Я зажег свечу. С чувством едкой горечи взял трубу, отвинтил крышку и посмотрел сквозь линзу, как смотрят с корабля, затерянного в океане. Да, Жустино угадал! Ехидная Патросинио завещала мне трубу со злобным, глумливым умыслом: чтобы я смотрел через нее на доставшееся чужим людям наследство! И я видел, несмотря на темноту, ясно видел, как Христос из церкви Благодати божией рассовывает пачки бумаг по складкам своего лилового хитона; я видел, как руки умирающего падре Казимиро шарят по серебряной посуде, сваленной на его смертном одре; я видел подлеца падре Неграна в тиковой сутане и ботах от сырости: он самодовольно прогуливался вдоль берега реки, под вязами нашего Мостейро… А я сижу здесь, с подзорной трубой! А я навеки загнан в Соломенный переулок! В кармане панталон весь мой капитал — семьсот двадцать рейсов, — и с этим надо выходить на борьбу со всем городом, на борьбу с самой жизнью! Зарычав, я отшвырнул трубу… она подкатилась к шляпной картонке, где лежал тропический шлем, свидетель моего странствия по святой земле… Вот они — подзорная труба и пробковый шлем, символы роскоши и нищеты, символы моих двух существований!

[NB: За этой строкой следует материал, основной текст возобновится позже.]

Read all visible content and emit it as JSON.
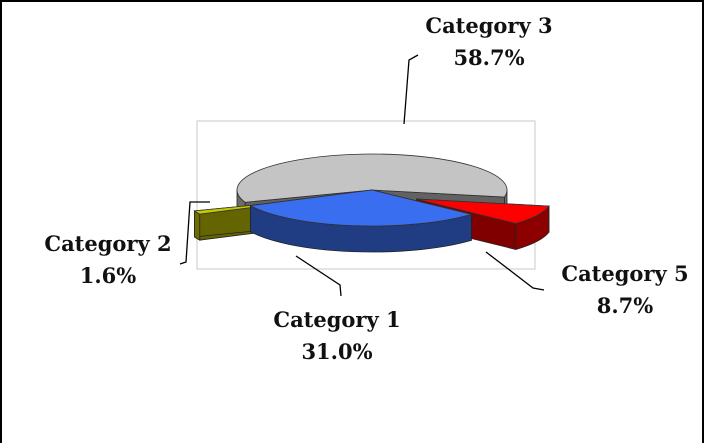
{
  "chart_data": {
    "type": "pie",
    "title": "",
    "categories": [
      "Category 1",
      "Category 2",
      "Category 3",
      "Category 5"
    ],
    "values": [
      31.0,
      1.6,
      58.7,
      8.7
    ],
    "value_labels": [
      "31.0%",
      "1.6%",
      "58.7%",
      "8.7%"
    ],
    "colors": {
      "Category 1": "#3a6ef0",
      "Category 2": "#c8c800",
      "Category 3": "#c4c4c4",
      "Category 5": "#ff0000"
    },
    "exploded": [
      "Category 2",
      "Category 5"
    ],
    "style": "3d",
    "legend": "none"
  }
}
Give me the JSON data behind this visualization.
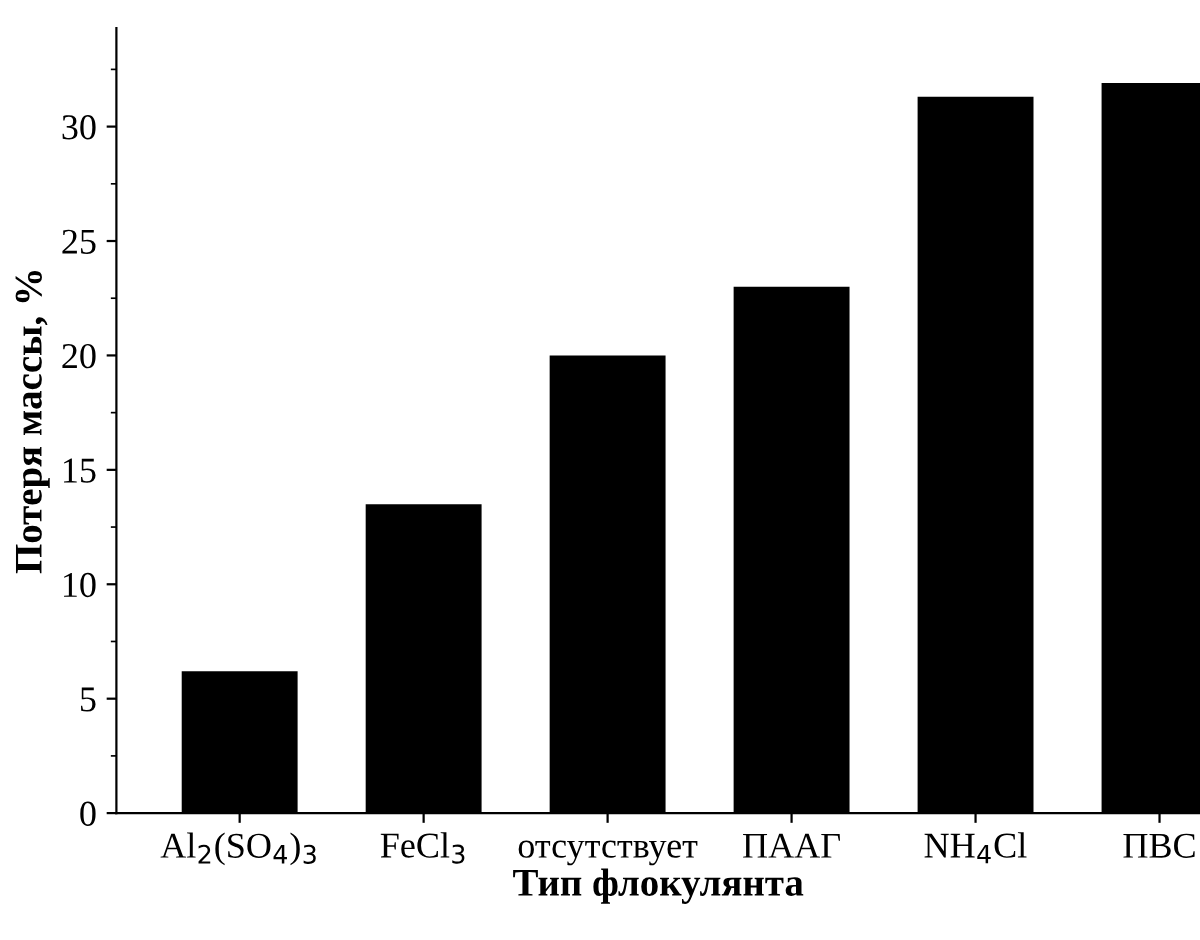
{
  "chart_data": {
    "type": "bar",
    "xlabel": "Тип флокулянта",
    "ylabel": "Потеря массы, %",
    "categories": [
      "Al$_{2}$(SO$_{4}$)$_{3}$",
      "FeCl$_{3}$",
      "отсутствует",
      "ПААГ",
      "NH$_{4}$Cl",
      "ПВС"
    ],
    "values": [
      6.2,
      13.5,
      20.0,
      23.0,
      31.3,
      31.9
    ],
    "color": "#000000",
    "ylim": [
      0,
      34.3
    ],
    "yticks": [
      0,
      5,
      10,
      15,
      20,
      25,
      30
    ],
    "grid": false,
    "legend": false
  }
}
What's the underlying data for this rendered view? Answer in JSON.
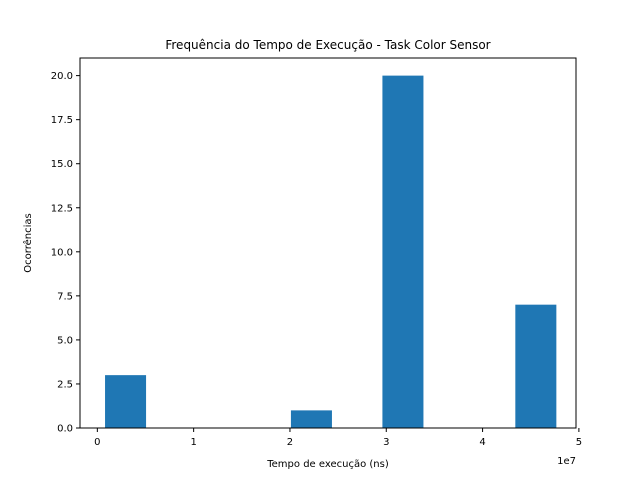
{
  "chart_data": {
    "type": "bar",
    "title": "Frequência do Tempo de Execução - Task Color Sensor",
    "xlabel": "Tempo de execução (ns)",
    "ylabel": "Ocorrências",
    "x_offset_label": "1e7",
    "xlim": [
      -1800000,
      49700000
    ],
    "ylim": [
      0,
      21
    ],
    "bin_width": 4260000,
    "bins": [
      {
        "x_start": 800000,
        "count": 3
      },
      {
        "x_start": 5060000,
        "count": 0
      },
      {
        "x_start": 9320000,
        "count": 0
      },
      {
        "x_start": 13580000,
        "count": 0
      },
      {
        "x_start": 17840000,
        "count": 0
      },
      {
        "x_start": 20100000,
        "count": 1
      },
      {
        "x_start": 29600000,
        "count": 20
      },
      {
        "x_start": 33860000,
        "count": 0
      },
      {
        "x_start": 38120000,
        "count": 0
      },
      {
        "x_start": 43400000,
        "count": 7
      }
    ],
    "x_ticks": [
      {
        "value": 0,
        "label": "0"
      },
      {
        "value": 10000000,
        "label": "1"
      },
      {
        "value": 20000000,
        "label": "2"
      },
      {
        "value": 30000000,
        "label": "3"
      },
      {
        "value": 40000000,
        "label": "4"
      },
      {
        "value": 50000000,
        "label": "5"
      }
    ],
    "y_ticks": [
      {
        "value": 0,
        "label": "0.0"
      },
      {
        "value": 2.5,
        "label": "2.5"
      },
      {
        "value": 5,
        "label": "5.0"
      },
      {
        "value": 7.5,
        "label": "7.5"
      },
      {
        "value": 10,
        "label": "10.0"
      },
      {
        "value": 12.5,
        "label": "12.5"
      },
      {
        "value": 15,
        "label": "15.0"
      },
      {
        "value": 17.5,
        "label": "17.5"
      },
      {
        "value": 20,
        "label": "20.0"
      }
    ],
    "bar_color": "#1f77b4",
    "grid": false,
    "legend": "none"
  }
}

Лишь несколько месяцев тому назад, когда этот шлем красовался на моей голове, я был счастливцем Рапозо, наследником сеньоры доны Патросинио дас Невес… В карманах моих звенело золото, а вокруг благоухали самые ароматные цветы цивилизации, лишь ожидая, когда мне вздумается их сорвать! А теперь, с этой трубой в руках, я жалкий голодранец Рапозо, в стоптанных ботинках, и меня обступил, нацепив безжалостные шипы, весь чертополох жизни…

А почему? Только потому, что однажды на комоде, в далеком азиатском городе, случайно перепутались два пакета в одинаковой оберточной бумаге!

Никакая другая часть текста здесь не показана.